HOSPITALS AND HEALTH CARE DISTRICTS

The Legislature attempted to standardize the voter approval requirements for disposing of public hospital assets and allowed for innovative new hospital agencies and partnerships.

  • SB 473 (Karnette) requires majority voter approval for the dissolution of a county hospital or the transfer or lease of 50% or more of a county hospital's assets. Status: Assembly Health Committee.
  • SB 850 (Kelley) allows non-profit hospitals in Tulare and Kings counties may to enter into a joint powers agreement (JPA) with any public agency (health care district).
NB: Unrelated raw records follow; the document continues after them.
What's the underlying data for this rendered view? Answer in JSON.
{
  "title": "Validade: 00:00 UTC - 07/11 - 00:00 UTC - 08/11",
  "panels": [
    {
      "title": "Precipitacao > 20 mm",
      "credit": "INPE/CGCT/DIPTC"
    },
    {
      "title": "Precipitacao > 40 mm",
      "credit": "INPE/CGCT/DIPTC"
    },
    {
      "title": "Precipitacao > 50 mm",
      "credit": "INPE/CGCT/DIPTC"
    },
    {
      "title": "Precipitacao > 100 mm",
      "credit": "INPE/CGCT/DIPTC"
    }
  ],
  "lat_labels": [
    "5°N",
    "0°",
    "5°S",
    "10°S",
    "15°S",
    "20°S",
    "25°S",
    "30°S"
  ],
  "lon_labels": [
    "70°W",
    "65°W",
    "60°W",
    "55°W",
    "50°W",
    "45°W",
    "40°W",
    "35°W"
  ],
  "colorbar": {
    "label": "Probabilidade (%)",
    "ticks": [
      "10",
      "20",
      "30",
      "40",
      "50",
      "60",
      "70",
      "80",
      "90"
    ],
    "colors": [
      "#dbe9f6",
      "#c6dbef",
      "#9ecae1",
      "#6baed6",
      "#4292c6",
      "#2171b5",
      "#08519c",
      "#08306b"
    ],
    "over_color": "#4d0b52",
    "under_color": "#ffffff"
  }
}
SB 850 also allows a non-profit hospital in San Diego County to enter a JPA with any public agency. Status: Chapter 432, Statutes of 1997.
  • AB 1150 (Prenter) authorizes the Kern County Board of Supervisors to create an independent public hospital authority to take over management, operation, and control of the county hospital in Kern County, including administration of state funds for Medi-Cal recipients. Status: Senate Health & Human Services Committee.